The photo I chose for the banner of Liz’s Lab Notebook is from a collection of some of the earliest satellite images of Earth. It’s actually a photo of a photo (as in a photo that was developed from a roll of film) that I took at the 2012 69th Eastern Snow Conference held at the Frost Valley YMCA Claryville, NY.
The photo came courtesy of the keynote speaker at the conference, Dr. David Robinson, Director of the Rutgers University Global Snow Lab and the New Jersey State Climatologist. The collection of early satellite images were rescued from the NOAA trash bin by the late William Denn, a retired navy officer who ran a sea ice consultant business in the 1970′s and 1980′s. With newer, higher resolution satellite images, NOAA had little use for the older mosaics.
The satellite images are more than just pretty photos. The photos mosaics are important data records. As a graduate student and post-doc, David and his colleagues would pour over the images with hand lenses to distinguish snow-covered land from snow and use a grayscale to calculate the albedo of the parts of the images deemed to be snow.

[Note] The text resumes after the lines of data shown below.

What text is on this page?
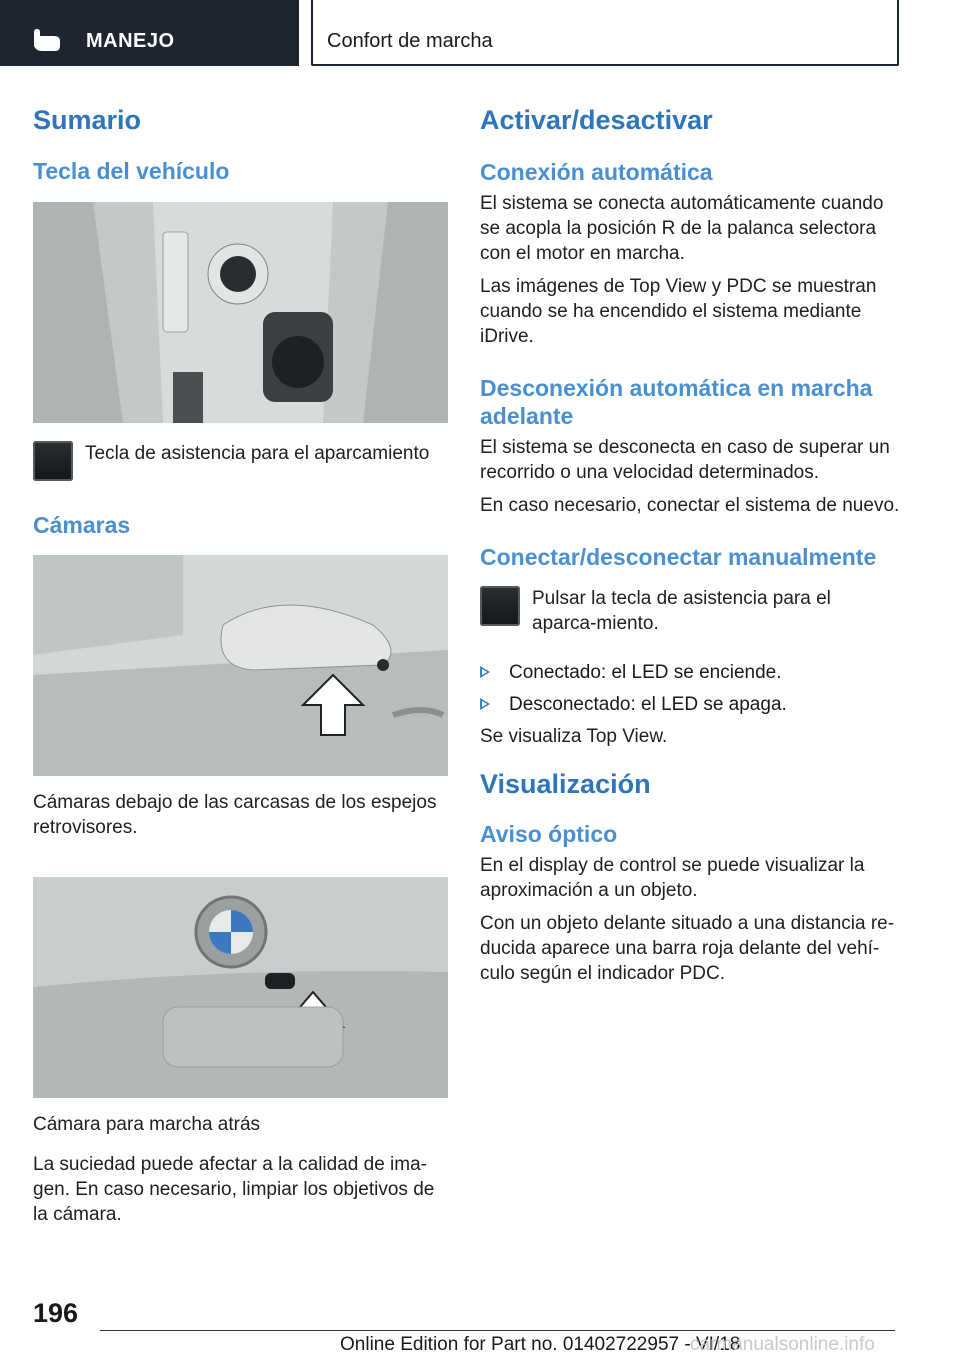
MANEJO	Confort de marcha
Sumario
Tecla del vehículo

Tecla de asistencia para el aparcamiento

Cámaras

Cámaras debajo de las carcasas de los espejos retrovisores.

Cámara para marcha atrás

La suciedad puede afectar a la calidad de ima-gen. En caso necesario, limpiar los objetivos de la cámara.

Activar/desactivar
Conexión automática

El sistema se conecta automáticamente cuando se acopla la posición R de la palanca selectora con el motor en marcha.

Las imágenes de Top View y PDC se muestran cuando se ha encendido el sistema mediante iDrive.

Desconexión automática en marcha adelante

El sistema se desconecta en caso de superar un recorrido o una velocidad determinados.

En caso necesario, conectar el sistema de nuevo.

Conectar/desconectar manualmente

Pulsar la tecla de asistencia para el aparca-miento.

Conectado: el LED se enciende.
Desconectado: el LED se apaga.

Se visualiza Top View.

Visualización
Aviso óptico

En el display de control se puede visualizar la aproximación a un objeto.

Con un objeto delante situado a una distancia re-ducida aparece una barra roja delante del vehí-culo según el indicador PDC.

196
Online Edition for Part no. 01402722957 - VI/18
carmanualsonline.info
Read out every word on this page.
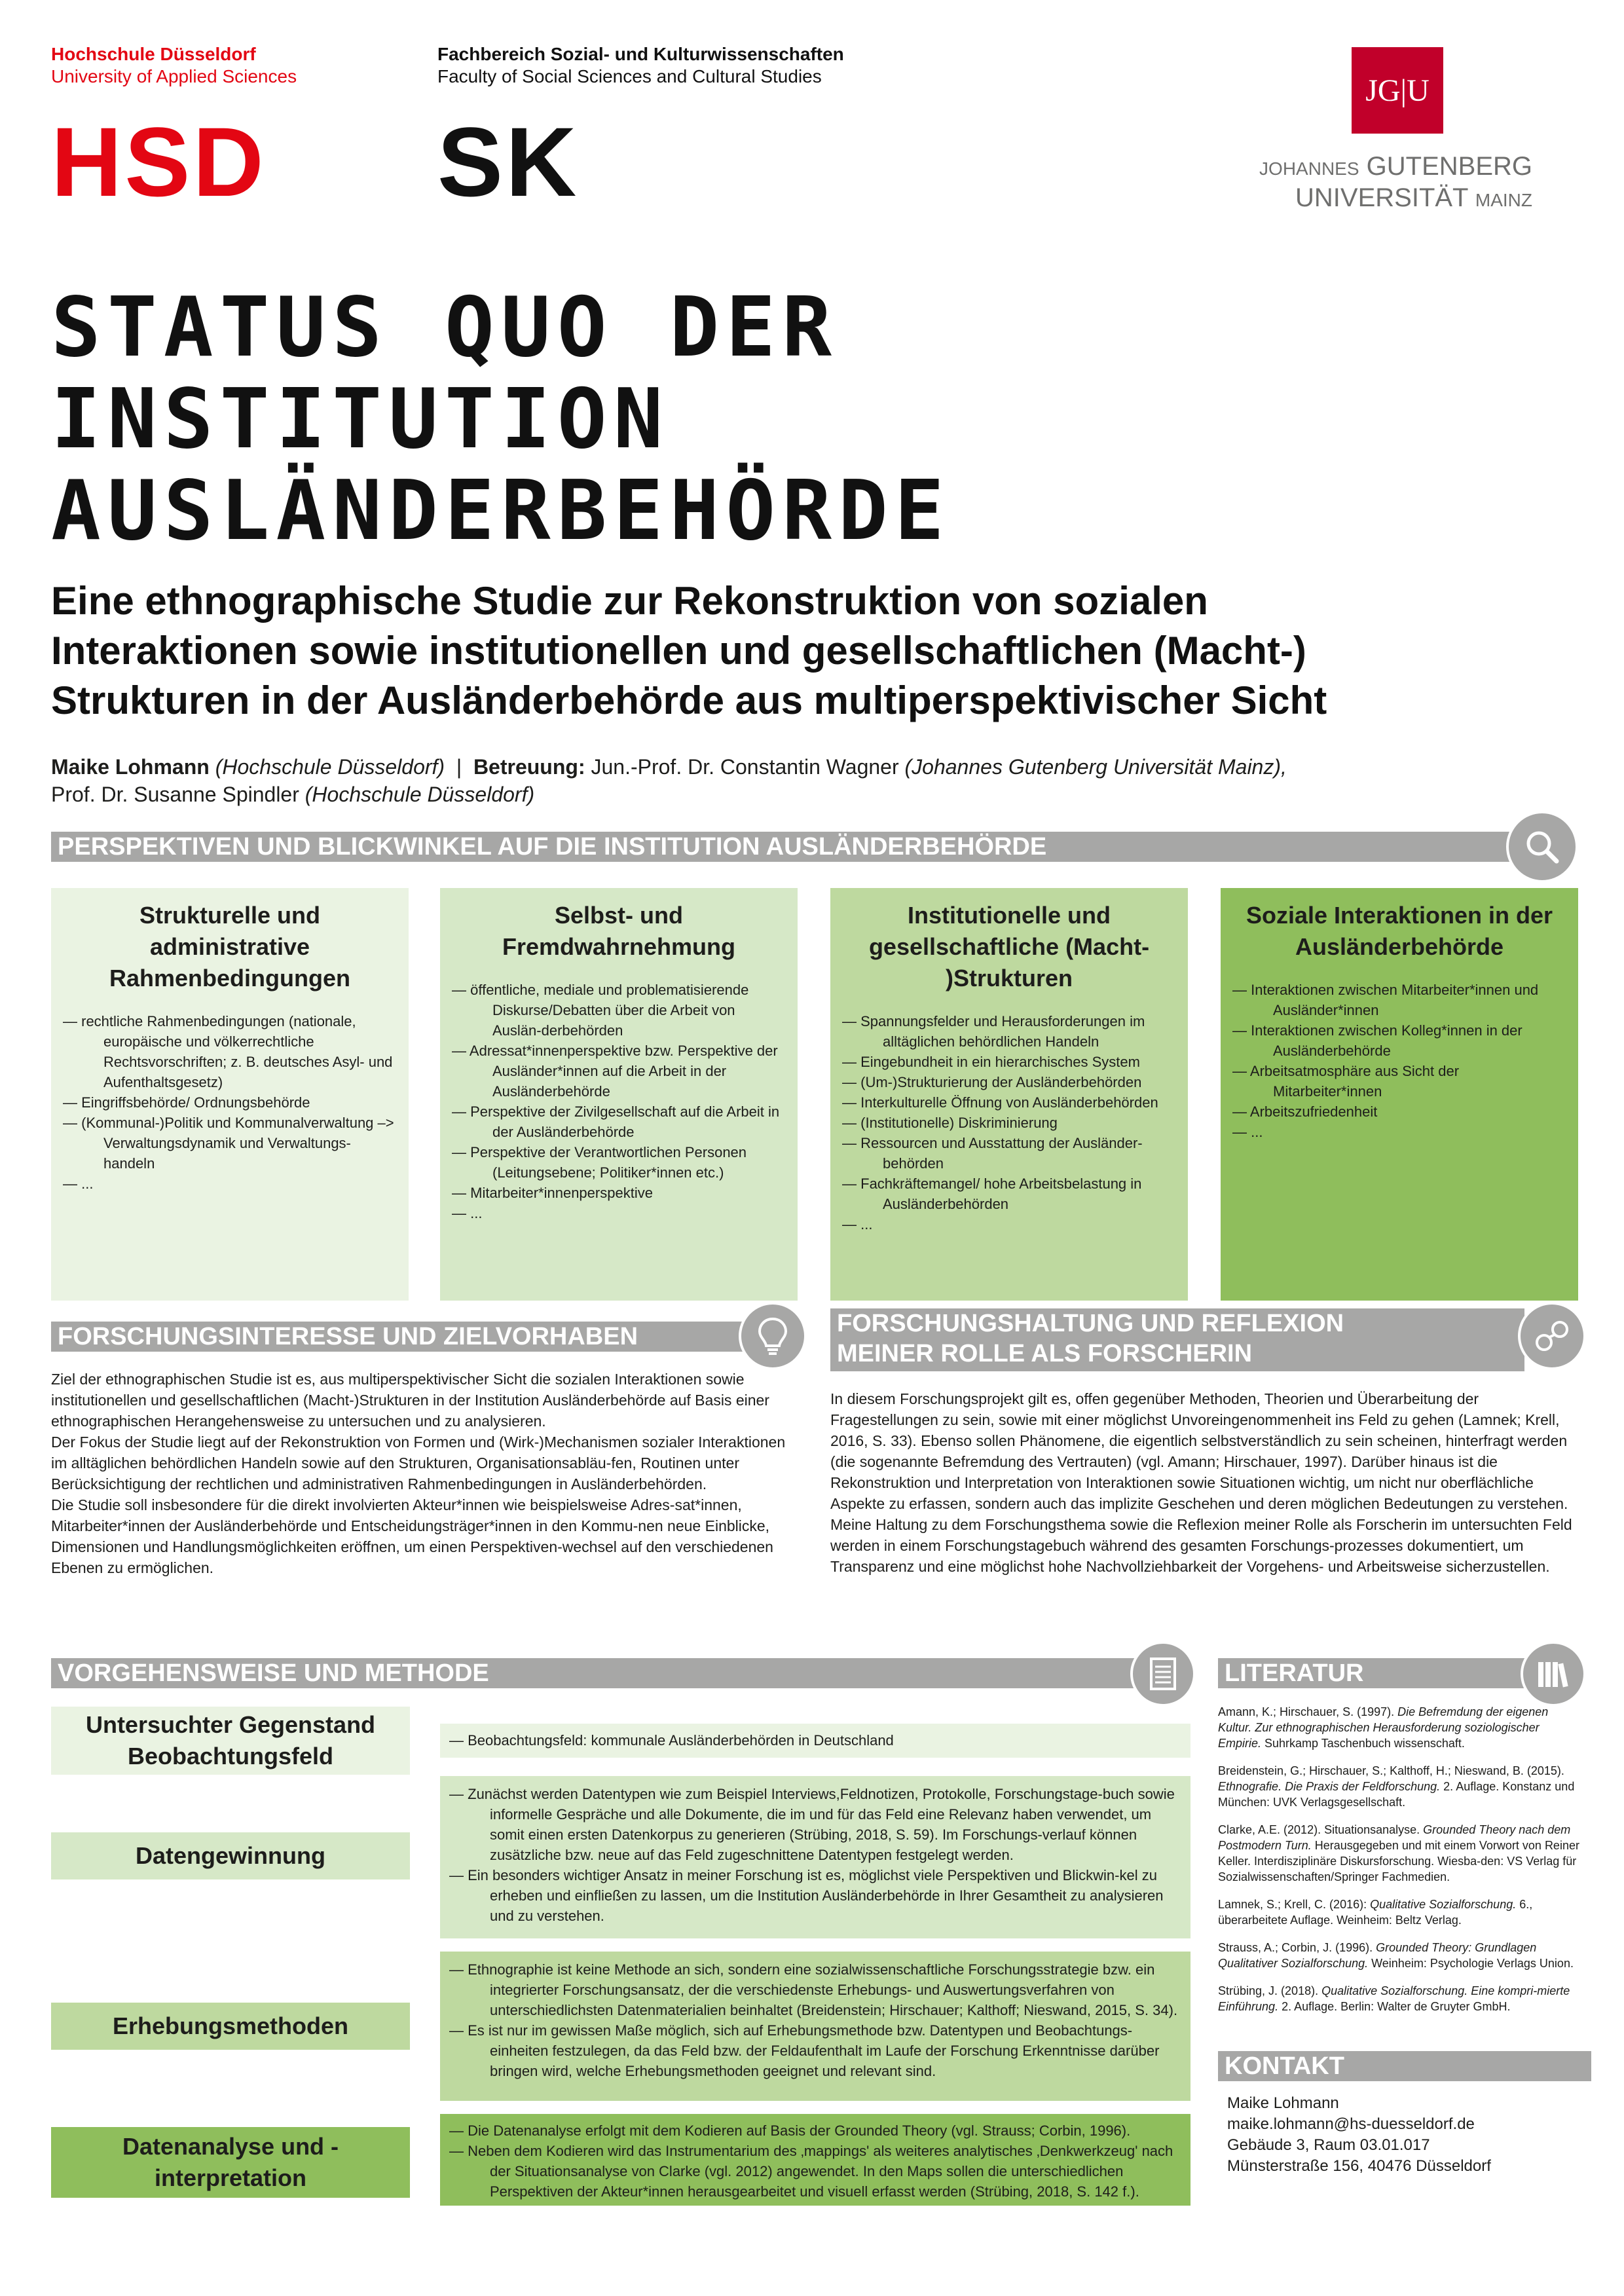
Hochschule Düsseldorf
University of Applied Sciences
HSD
Fachbereich Sozial- und Kulturwissenschaften
Faculty of Social Sciences and Cultural Studies
SK
JG|U
JOHANNES GUTENBERG
UNIVERSITÄT MAINZ
STATUS QUO DER
INSTITUTION
AUSLÄNDERBEHÖRDE
Eine ethnographische Studie zur Rekonstruktion von sozialen
Interaktionen sowie institutionellen und gesellschaftlichen (Macht-)
Strukturen in der Ausländerbehörde aus multiperspektivischer Sicht
Maike Lohmann (Hochschule Düsseldorf) | Betreuung: Jun.-Prof. Dr. Constantin Wagner (Johannes Gutenberg Universität Mainz),
Prof. Dr. Susanne Spindler (Hochschule Düsseldorf)
PERSPEKTIVEN UND BLICKWINKEL AUF DIE INSTITUTION AUSLÄNDERBEHÖRDE
Strukturelle und administrative Rahmenbedingungen
— rechtliche Rahmenbedingungen (nationale, europäische und völkerrechtliche Rechtsvorschriften; z. B. deutsches Asyl- und Aufenthaltsgesetz)
— Eingriffsbehörde/ Ordnungsbehörde
— (Kommunal-)Politik und Kommunalverwaltung –> Verwaltungsdynamik und Verwaltungs-handeln
— ...
Selbst- und Fremdwahrnehmung
— öffentliche, mediale und problematisierende Diskurse/Debatten über die Arbeit von Auslän-derbehörden
— Adressat*innenperspektive bzw. Perspektive der Ausländer*innen auf die Arbeit in der Ausländerbehörde
— Perspektive der Zivilgesellschaft auf die Arbeit in der Ausländerbehörde
— Perspektive der Verantwortlichen Personen (Leitungsebene; Politiker*innen etc.)
— Mitarbeiter*innenperspektive
— ...
Institutionelle und gesellschaftliche (Macht- )Strukturen
— Spannungsfelder und Herausforderungen im alltäglichen behördlichen Handeln
— Eingebundheit in ein hierarchisches System
— (Um-)Strukturierung der Ausländerbehörden
— Interkulturelle Öffnung von Ausländerbehörden
— (Institutionelle) Diskriminierung
— Ressourcen und Ausstattung der Ausländer-behörden
— Fachkräftemangel/ hohe Arbeitsbelastung in Ausländerbehörden
— ...
Soziale Interaktionen in der Ausländerbehörde
— Interaktionen zwischen Mitarbeiter*innen und Ausländer*innen
— Interaktionen zwischen Kolleg*innen in der Ausländerbehörde
— Arbeitsatmosphäre aus Sicht der Mitarbeiter*innen
— Arbeitszufriedenheit
— ...
FORSCHUNGSINTERESSE UND ZIELVORHABEN
Ziel der ethnographischen Studie ist es, aus multiperspektivischer Sicht die sozialen Interaktionen sowie institutionellen und gesellschaftlichen (Macht-)Strukturen in der Institution Ausländerbehörde auf Basis einer ethnographischen Herangehensweise zu untersuchen und zu analysieren.
Der Fokus der Studie liegt auf der Rekonstruktion von Formen und (Wirk-)Mechanismen sozialer Interaktionen im alltäglichen behördlichen Handeln sowie auf den Strukturen, Organisationsabläu-fen, Routinen unter Berücksichtigung der rechtlichen und administrativen Rahmenbedingungen in Ausländerbehörden.
Die Studie soll insbesondere für die direkt involvierten Akteur*innen wie beispielsweise Adres-sat*innen, Mitarbeiter*innen der Ausländerbehörde und Entscheidungsträger*innen in den Kommu-nen neue Einblicke, Dimensionen und Handlungsmöglichkeiten eröffnen, um einen Perspektiven-wechsel auf den verschiedenen Ebenen zu ermöglichen.
FORSCHUNGSHALTUNG UND REFLEXION
MEINER ROLLE ALS FORSCHERIN
In diesem Forschungsprojekt gilt es, offen gegenüber Methoden, Theorien und Überarbeitung der Fragestellungen zu sein, sowie mit einer möglichst Unvoreingenommenheit ins Feld zu gehen (Lamnek; Krell, 2016, S. 33). Ebenso sollen Phänomene, die eigentlich selbstverständlich zu sein scheinen, hinterfragt werden (die sogenannte Befremdung des Vertrauten) (vgl. Amann; Hirschauer, 1997). Darüber hinaus ist die Rekonstruktion und Interpretation von Interaktionen sowie Situationen wichtig, um nicht nur oberflächliche Aspekte zu erfassen, sondern auch das implizite Geschehen und deren möglichen Bedeutungen zu verstehen.
Meine Haltung zu dem Forschungsthema sowie die Reflexion meiner Rolle als Forscherin im untersuchten Feld werden in einem Forschungstagebuch während des gesamten Forschungs-prozesses dokumentiert, um Transparenz und eine möglichst hohe Nachvollziehbarkeit der Vorgehens- und Arbeitsweise sicherzustellen.
VORGEHENSWEISE UND METHODE
Untersuchter Gegenstand Beobachtungsfeld
— Beobachtungsfeld: kommunale Ausländerbehörden in Deutschland
Datengewinnung
— Zunächst werden Datentypen wie zum Beispiel Interviews,Feldnotizen, Protokolle, Forschungstage-buch sowie informelle Gespräche und alle Dokumente, die im und für das Feld eine Relevanz haben verwendet, um somit einen ersten Datenkorpus zu generieren (Strübing, 2018, S. 59). Im Forschungs-verlauf können zusätzliche bzw. neue auf das Feld zugeschnittene Datentypen festgelegt werden.
— Ein besonders wichtiger Ansatz in meiner Forschung ist es, möglichst viele Perspektiven und Blickwin-kel zu erheben und einfließen zu lassen, um die Institution Ausländerbehörde in Ihrer Gesamtheit zu analysieren und zu verstehen.
Erhebungsmethoden
— Ethnographie ist keine Methode an sich, sondern eine sozialwissenschaftliche Forschungsstrategie bzw. ein integrierter Forschungsansatz, der die verschiedenste Erhebungs- und Auswertungsverfahren von unterschiedlichsten Datenmaterialien beinhaltet (Breidenstein; Hirschauer; Kalthoff; Nieswand, 2015, S. 34).
— Es ist nur im gewissen Maße möglich, sich auf Erhebungsmethode bzw. Datentypen und Beobachtungs-einheiten festzulegen, da das Feld bzw. der Feldaufenthalt im Laufe der Forschung Erkenntnisse darüber bringen wird, welche Erhebungsmethoden geeignet und relevant sind.
Datenanalyse und -interpretation
— Die Datenanalyse erfolgt mit dem Kodieren auf Basis der Grounded Theory (vgl. Strauss; Corbin, 1996).
— Neben dem Kodieren wird das Instrumentarium des ‚mappings' als weiteres analytisches ‚Denkwerkzeug' nach der Situationsanalyse von Clarke (vgl. 2012) angewendet. In den Maps sollen die unterschiedlichen Perspektiven der Akteur*innen herausgearbeitet und visuell erfasst werden (Strübing, 2018, S. 142 f.).
LITERATUR

Amann, K.; Hirschauer, S. (1997). Die Befremdung der eigenen Kultur. Zur ethnographischen Herausforderung soziologischer Empirie. Suhrkamp Taschenbuch wissenschaft.

Breidenstein, G.; Hirschauer, S.; Kalthoff, H.; Nieswand, B. (2015). Ethnografie. Die Praxis der Feldforschung. 2. Auflage. Konstanz und München: UVK Verlagsgesellschaft.

Clarke, A.E. (2012). Situationsanalyse. Grounded Theory nach dem Postmodern Turn. Herausgegeben und mit einem Vorwort von Reiner Keller. Interdisziplinäre Diskursforschung. Wiesba-den: VS Verlag für Sozialwissenschaften/Springer Fachmedien.

Lamnek, S.; Krell, C. (2016): Qualitative Sozialforschung. 6., überarbeitete Auflage. Weinheim: Beltz Verlag.

Strauss, A.; Corbin, J. (1996). Grounded Theory: Grundlagen Qualitativer Sozialforschung. Weinheim: Psychologie Verlags Union.

Strübing, J. (2018). Qualitative Sozialforschung. Eine kompri-mierte Einführung. 2. Auflage. Berlin: Walter de Gruyter GmbH.

KONTAKT
Maike Lohmann
maike.lohmann@hs-duesseldorf.de
Gebäude 3, Raum 03.01.017
Münsterstraße 156, 40476 Düsseldorf
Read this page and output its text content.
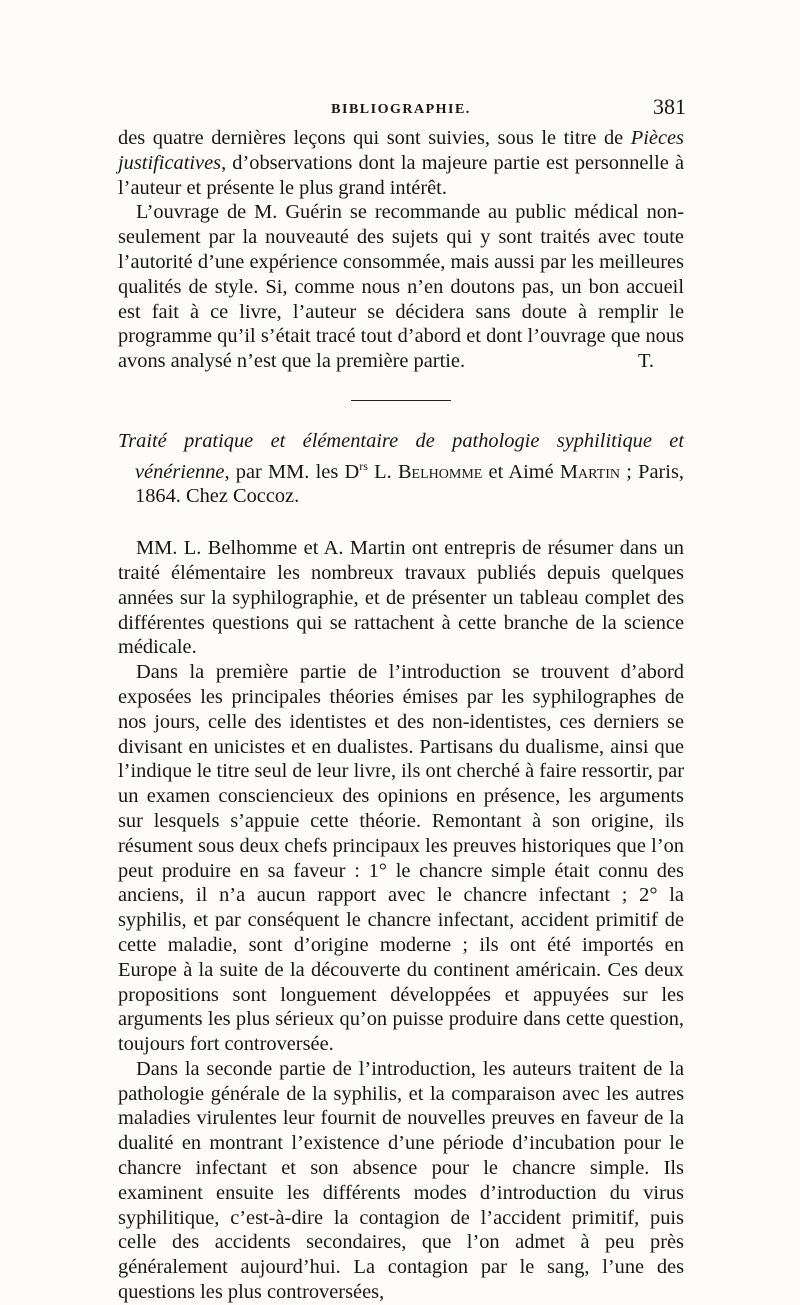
BIBLIOGRAPHIE.	381

des quatre dernières leçons qui sont suivies, sous le titre de Pièces justificatives, d’observations dont la majeure partie est personnelle à l’auteur et présente le plus grand intérêt.

L’ouvrage de M. Guérin se recommande au public médical non-seulement par la nouveauté des sujets qui y sont traités avec toute l’autorité d’une expérience consommée, mais aussi par les meilleures qualités de style. Si, comme nous n’en doutons pas, un bon accueil est fait à ce livre, l’auteur se décidera sans doute à remplir le programme qu’il s’était tracé tout d’abord et dont l’ouvrage que nous avons analysé n’est que la première partie.	T.

Traité pratique et élémentaire de pathologie syphilitique et vénérienne, par MM. les $D^{rs}$ L. Belhomme et Aimé Martin ; Paris, 1864. Chez Coccoz.

MM. L. Belhomme et A. Martin ont entrepris de résumer dans un traité élémentaire les nombreux travaux publiés depuis quelques années sur la syphilographie, et de présenter un tableau complet des différentes questions qui se rattachent à cette branche de la science médicale.

Dans la première partie de l’introduction se trouvent d’abord exposées les principales théories émises par les syphilographes de nos jours, celle des identistes et des non-identistes, ces derniers se divisant en unicistes et en dualistes. Partisans du dualisme, ainsi que l’indique le titre seul de leur livre, ils ont cherché à faire ressortir, par un examen consciencieux des opinions en présence, les arguments sur lesquels s’appuie cette théorie. Remontant à son origine, ils résument sous deux chefs principaux les preuves historiques que l’on peut produire en sa faveur : 1° le chancre simple était connu des anciens, il n’a aucun rapport avec le chancre infectant ; 2° la syphilis, et par conséquent le chancre infectant, accident primitif de cette maladie, sont d’origine moderne ; ils ont été importés en Europe à la suite de la découverte du continent américain. Ces deux propositions sont longuement développées et appuyées sur les arguments les plus sérieux qu’on puisse produire dans cette question, toujours fort controversée.

Dans la seconde partie de l’introduction, les auteurs traitent de la pathologie générale de la syphilis, et la comparaison avec les autres maladies virulentes leur fournit de nouvelles preuves en faveur de la dualité en montrant l’existence d’une période d’incubation pour le chancre infectant et son absence pour le chancre simple. Ils examinent ensuite les différents modes d’introduction du virus syphilitique, c’est-à-dire la contagion de l’accident primitif, puis celle des accidents secondaires, que l’on admet à peu près généralement aujourd’hui. La contagion par le sang, l’une des questions les plus controversées,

As far as David knows, the imagery collection he archives is the only surviving set of early satellite photo mosaics. He has a complementary collection of Southern Hemisphere images from the same era.
David brought out a folder of the photo collection on the last day of the conference and kindly allowed me to snap a few photos of my own. The image at the top of my blog is from 20-June-1969 and captures the North Pole and Greenland. Can you distinguish the Greenland coastline from the clouds?